Sixty countries are on the UK’s red-list, including all ten members of the South American Football Confederation (CONMEBOL) and several African countries.

One of those is Egypt, with Liverpool refusing to allow forward Mohamed Salah to play in his country’s home FIFA World Cup qualifier against Angola, although the club confirmed it would be willing to allow him to play an away qualifier in Gabon, which is not on the red-list.

In March, European clubs refused to release players for South America’s World Cup qualifiers due to quarantine requirements, something that was permitted then under a temporary FIFA amendment.

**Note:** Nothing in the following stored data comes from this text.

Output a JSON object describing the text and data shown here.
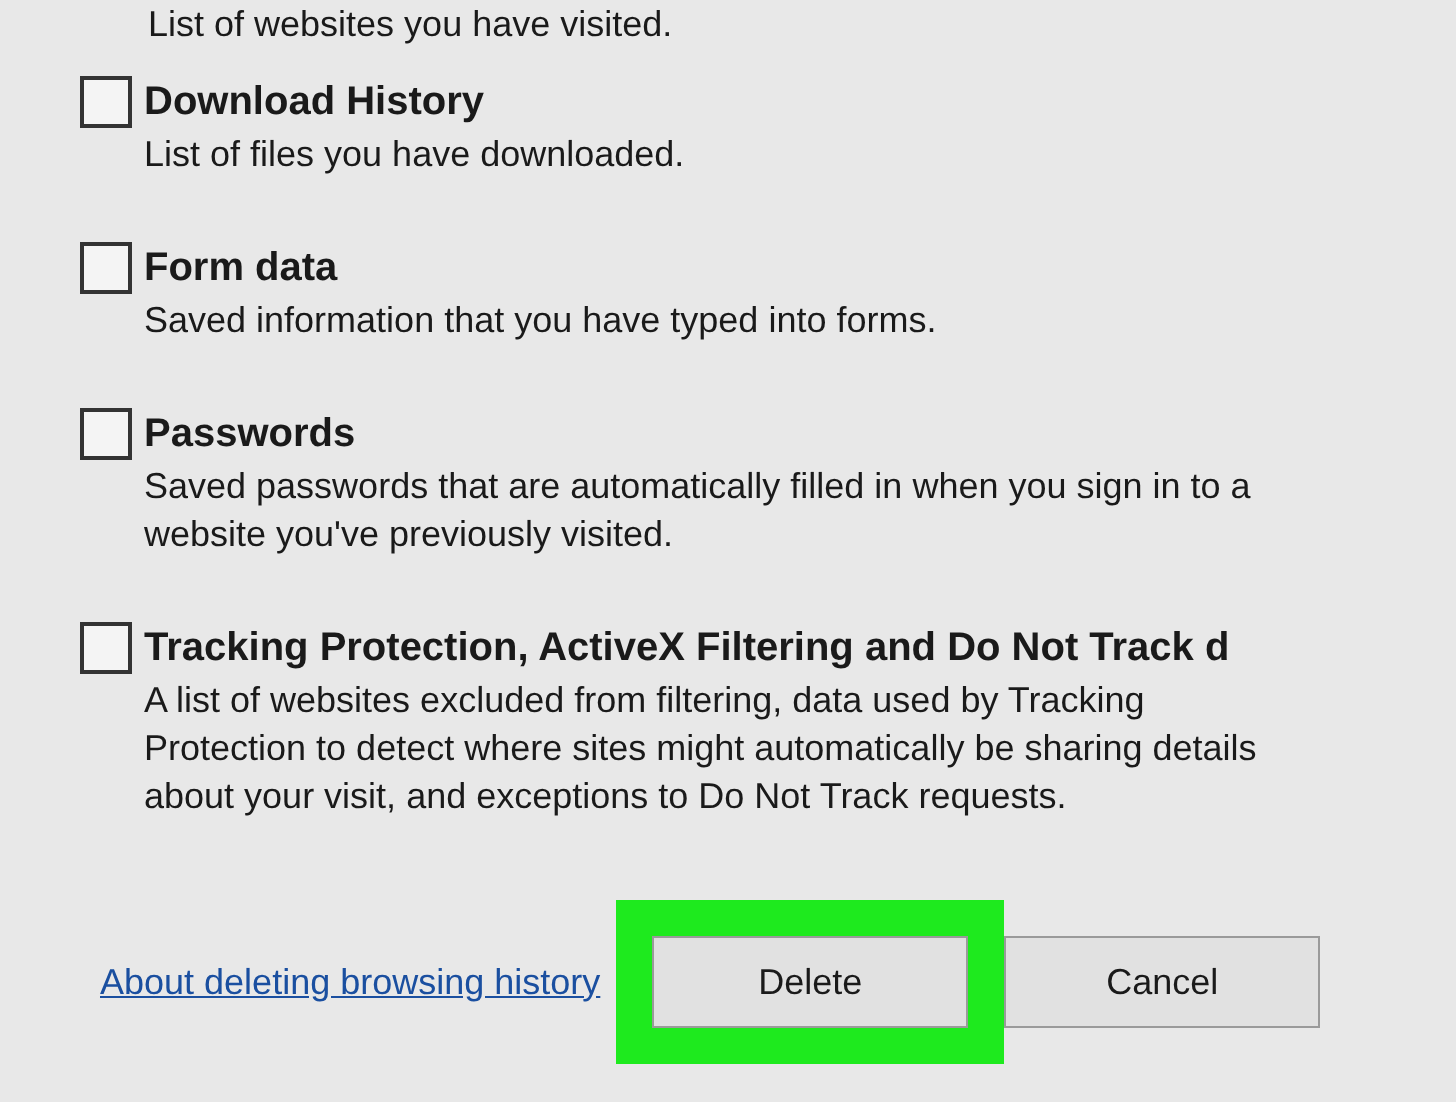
{
  "top_description": "List of websites you have visited.",
  "options": [
    {
      "title": "Download History",
      "description": "List of files you have downloaded.",
      "checked": false
    },
    {
      "title": "Form data",
      "description": "Saved information that you have typed into forms.",
      "checked": false
    },
    {
      "title": "Passwords",
      "description": "Saved passwords that are automatically filled in when you sign in to a website you've previously visited.",
      "checked": false
    },
    {
      "title": "Tracking Protection, ActiveX Filtering and Do Not Track d",
      "description": "A list of websites excluded from filtering, data used by Tracking Protection to detect where sites might automatically be sharing details about your visit, and exceptions to Do Not Track requests.",
      "checked": false
    }
  ],
  "link": "About deleting browsing history",
  "buttons": [
    {
      "label": "Delete",
      "highlighted": true
    },
    {
      "label": "Cancel",
      "highlighted": false
    }
  ]
}
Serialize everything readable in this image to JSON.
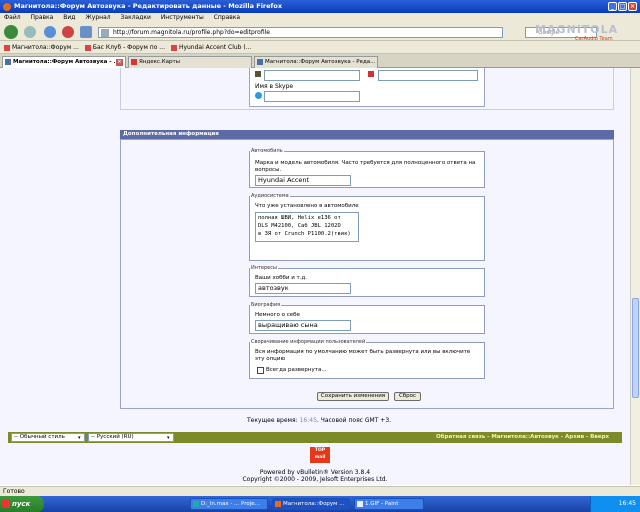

However, the Bureau of FIFA Council controversially sanctioned CONMEBOL’s request for September’s and October’s international windows to run as triple matchdays rather than the usual double to allow March’s fixtures to be rescheduled.

That decision was criticised by the World Leagues Forum, representing 42 member leagues.

Six matchdays have been played in South American qualifying, with a further 12 scheduled before the conclusion of the round-robin format in March 2022.

FIFA’s next international window is due to begin next Monday (August 30), but several star players could be left in limbo should the stand-off continue.